The further to the left or the right you move, the more your lens on life distorts.

Friday, September 20, 2019

Lost

Roger Kimball make what amounts to rather a obvious comparison between the upheaval of the 1960s (for those of us old enough to remember those years) and the even more extreme actions now occurring as part of the Trump era. At the center of the upheaval within both eras is the Left, provoking change that is occasionally good, but far more often bad. Kimball offers useful insight when he writes:
... many of our most prominent cultural figures seem to believe that they occupy a unique perch at the very apogee of virtue and moral rectitude and are therefore entitled, O how entitled, to discard the achievements and admonitions of the past as so many false starts and dead ends on the way to true enlightenment, which is to say to whatever they happen to believe at the moment.

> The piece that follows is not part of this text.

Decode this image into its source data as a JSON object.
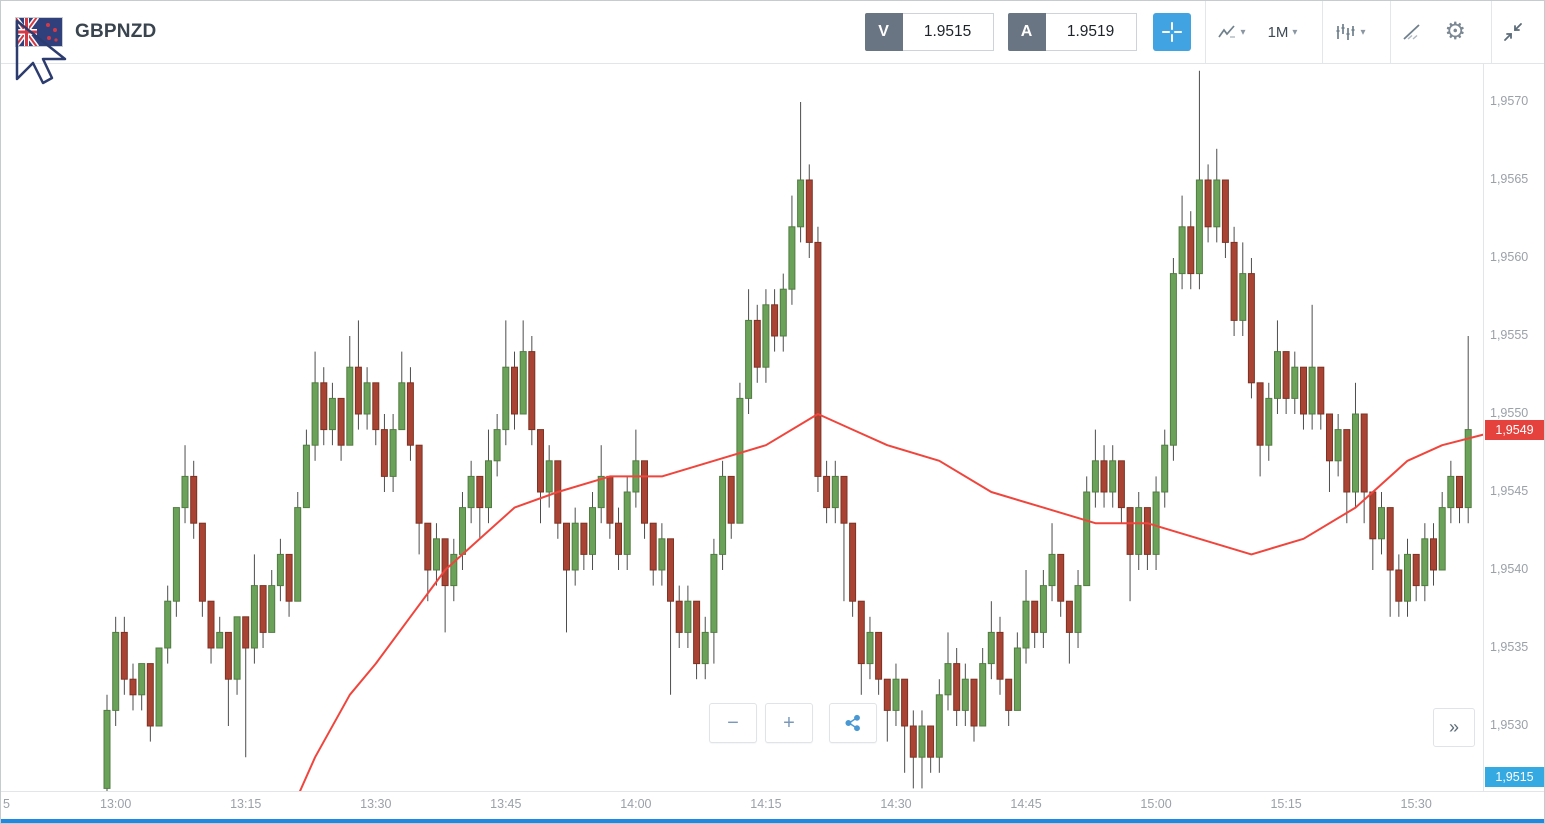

It is important to remember how general was the assault on our civilization in the Sixties. It wasn’t just protests against the Vietnam War, the sexual revolution, the new hedonism. What was aimed at was nothing less than what Nietzsche called the transvaluation of all values. Among other things, it represented a categorical repudiation of the American consensus, not just its engines of prosperity and individual liberty but also the basic tenets of our self-understanding, tenets that went back through English liberalism and the Scottish Enlightenment to the political meditations of the Greeks and the Romans.

We see something similar today in a different modality. In some ways, indeed, the assault on the fundamental values of our civilization is more thoroughgoing today than it was in the 1960s. This is partly because those conducting the assault are not launching their fusillades from outside the establishment but are themselves well integrated into and often highly-placed members of the establishment. They are, in a word, the Elite. It is also partly because the assault is no longer undertaken in the name of freedom and truth, however spurious, but, strange though it sounds, against both.

George Orwell was right when he observed that the first indispensable step towards freedom is the willingness to call things by their real names. We — which is to say, our masters in the media and cultural establishment — have lost that fortitude. The triumph of political correctness has encouraged an epidemic allergy to candor. The hope is that the embrace of euphemism will alter not only our language but also the reality that our language names.
It's a cliche to note that not only the gray-headed elites who grew up in the 60s, but many of their children, now are in leadership positions in business, media, entertainment, academia, and the deep state have to a great extent adopted the ideology of the Left. That means that those who follow them, younger millennials, are being mentored to act, think, and respond in ways that parrot that same ideology, and as a consequence, will set the stage for a massive change in governance.

That's a probable future reality, but here's the problem. This is the era of the euphemism—changing the name of something is believed to change the reality of that thing. It's nonsense, of course, it's authoritarian by design, and its intent is to warp reality to fit a particular worldview.

But why? The reason, I think, is that the worldview promoted so vigorously by modern elites will fail in its effort to achieve its utopian promise. Deep down, I suspect that at least some of the elites know this, but their thirst for power is so strong that they suppress it. As a consequence, when faced with the failure of their ideas and the unrest that will likely result, the elites must be able to control the language, the medium, the history, and the actions of those among them who might begin to ask questions. Those questions will be deemed "racist," or "misogynist," or "classist" or any of a growing number of epithets that describe thought crimes.

Orwell was right—freedom is the ability to call things by their real names, to use appropriate adjectives to describe people who have done despicable things, to jettison magical thinking and rely on reality (even if that reality collides with political correctness). That won't happen under the governance of the modern elites. As massive change in governance occurs, freedom will be lost.